I’m not saying that evangelicals found their way to MAGA because their theology led them there, or that MAGA folks found a warm reception in some evangelical circles because of their overlapping reading strategies. What I am suggesting is that the aesthetics of both movements – an uncritical fetishization of peculiarity – resonated with each other so much that it seemed to the adherents that, whether they were at a contemporary worship service in Georgia or a Trump rally in North Carolina, they were home.
They were home because they were not home. That’s what makes them peculiar. Their allegiance is to another place, Heaven, and another time, the past – the “again” to which they so badly want to return.

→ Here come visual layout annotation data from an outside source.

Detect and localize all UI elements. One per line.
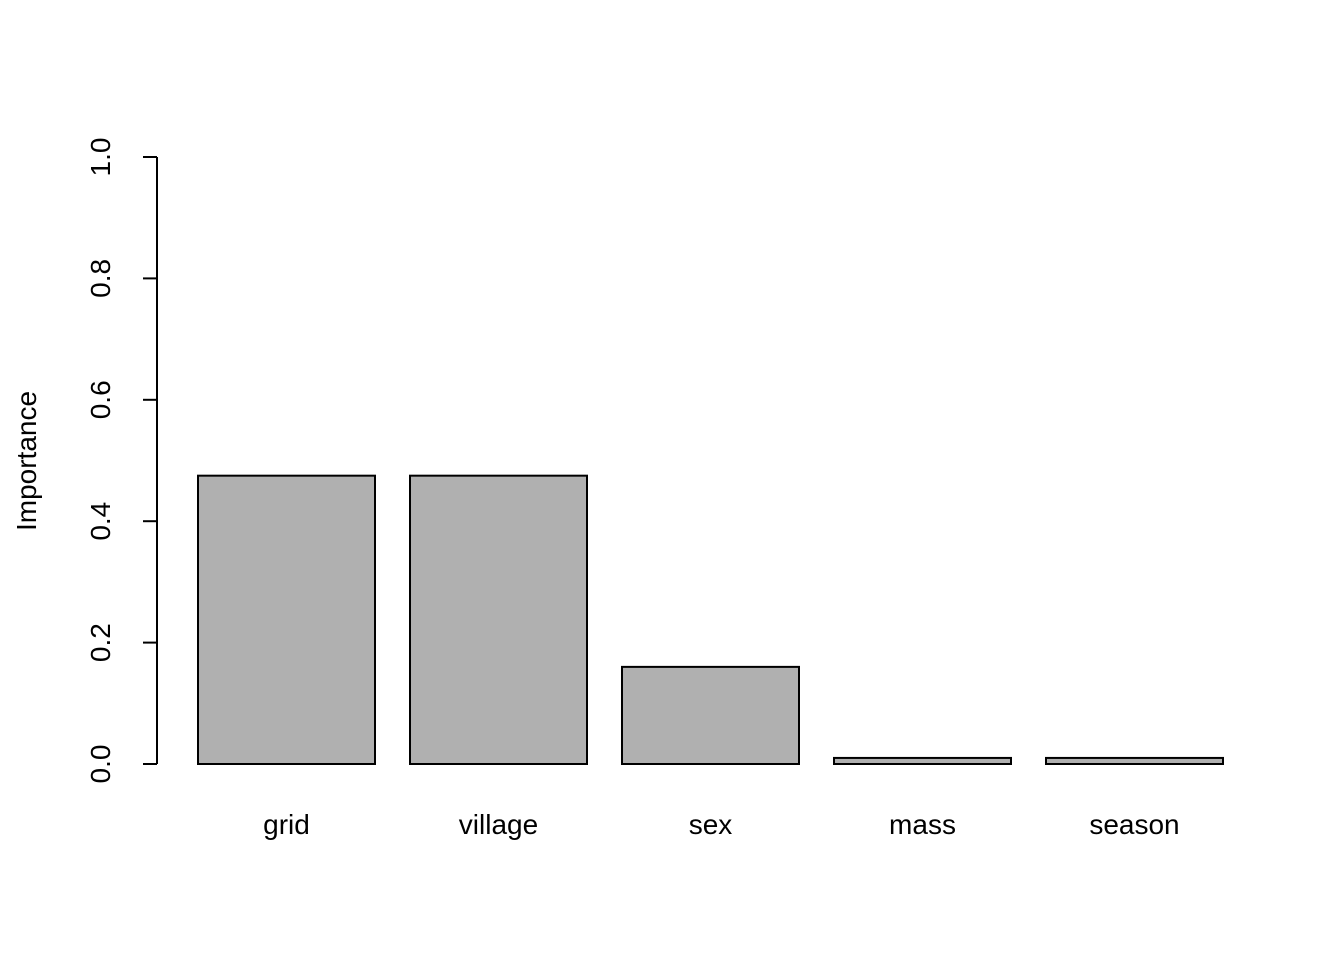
bar-mass [833, 756, 1012, 765]
category-labels: grid village sex mass season [263, 809, 1180, 840]
category-label-sex: sex [689, 809, 733, 840]
category-label-season: season [1089, 809, 1179, 840]
y-tick-label: 0.0 [85, 745, 116, 784]
category-label-grid: grid [263, 809, 310, 840]
y-tick-label: 0.2 [85, 623, 116, 662]
y-tick-label: 0.4 [85, 502, 116, 541]
bar-season [1045, 756, 1224, 765]
category-label-village: village [459, 809, 538, 840]
bar-sex [621, 665, 800, 766]
category-label-mass: mass [889, 809, 956, 840]
y-tick-label: 0.8 [85, 259, 116, 298]
y-tick-label: 1.0 [85, 138, 116, 177]
bars [197, 474, 1224, 766]
y-ticks: 0.0 0.2 0.4 0.6 0.8 1.0 [85, 138, 157, 784]
bar-village [409, 474, 588, 765]
y-tick-label: 0.6 [85, 380, 116, 419]
y-axis-title: Importance [11, 391, 42, 531]
bar-grid [197, 474, 376, 765]
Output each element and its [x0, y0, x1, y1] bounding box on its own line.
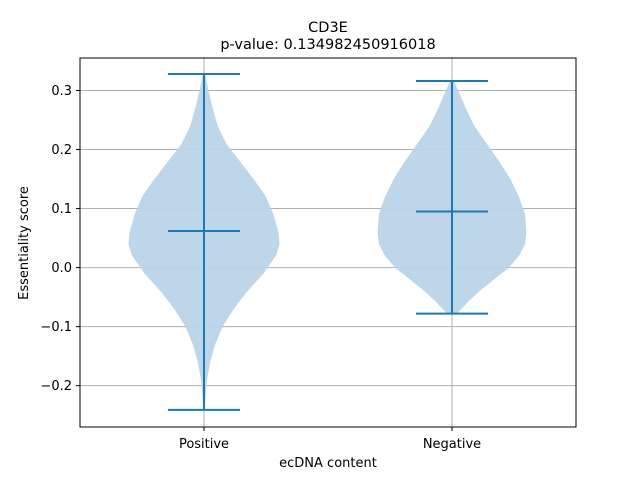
y-tick-label: 0.1	[51, 202, 72, 217]
violin-bodies	[128, 73, 527, 410]
y-tick-label: 0.0	[51, 261, 72, 276]
chart-title: CD3E	[308, 20, 348, 36]
y-tick-label: 0.3	[51, 84, 72, 99]
y-tick-label: 0.2	[51, 143, 72, 158]
x-tick-label-positive: Positive	[179, 437, 229, 452]
chart-subtitle: p-value: 0.134982450916018	[220, 37, 435, 53]
axis-ticks: −0.2 −0.1 0.0 0.1 0.2 0.3 Positive Negative	[40, 84, 481, 452]
x-axis-label: ecDNA content	[279, 456, 377, 471]
violin-stat-lines	[168, 72, 488, 411]
x-tick-label-negative: Negative	[423, 437, 481, 452]
y-tick-label: −0.1	[40, 320, 72, 335]
plot-area-frame	[79, 57, 577, 428]
y-axis-label: Essentiality score	[17, 186, 32, 300]
y-tick-label: −0.2	[40, 379, 72, 394]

Is MAGA the logical outcome of 20th-century American evangelicalism? I’m inclined to say no mostly because of the many lovely and kind evangelicals I’m friends with. They’re horrified by the MAGA movement, by its bald nationalism and its flagrant indecency. But indecency can only be judged by respected norms of decency, and as I’ve tried to suggest, evangelicalism has always had a contentious relationship with those norms.
Why, for the past century, have evangelicals been willing participants in their becoming peculiar? Is the MAGA aesthetic just the next logical step?
In many ways, weird-making is a practice that many religious people all over the world engage in: Wearing the hijab, keeping Shabbat, repeating mantras etc., all set one apart from those not performing these behaviours. But there are ways of performing these behaviours democratically, so to speak, ways that respect that other people might find your behaviour weird. That is not, it seems to me, how a large portion of the MAGAngelicals go about performing their peculiarity. They seem to delight in saying what they know they’re not supposed to say. The point, it seems, is to call attention to the difference, to exaggerate it, to overperform it, to become, as the lyrics from the song Jesus Freak put it, a “peculiar display.”
Just how peculiar, though – that’s the question that a sizable group of evangelicals is thinking through. Peculiar enough that they will continue to oppose gay marriage and stand firm on a historical Adam and Eve, but not so peculiar that they will blitz on the Capitol if their guy loses.
The question for the future of evangelicalism is whether peculiarity can be negotiated in just this way.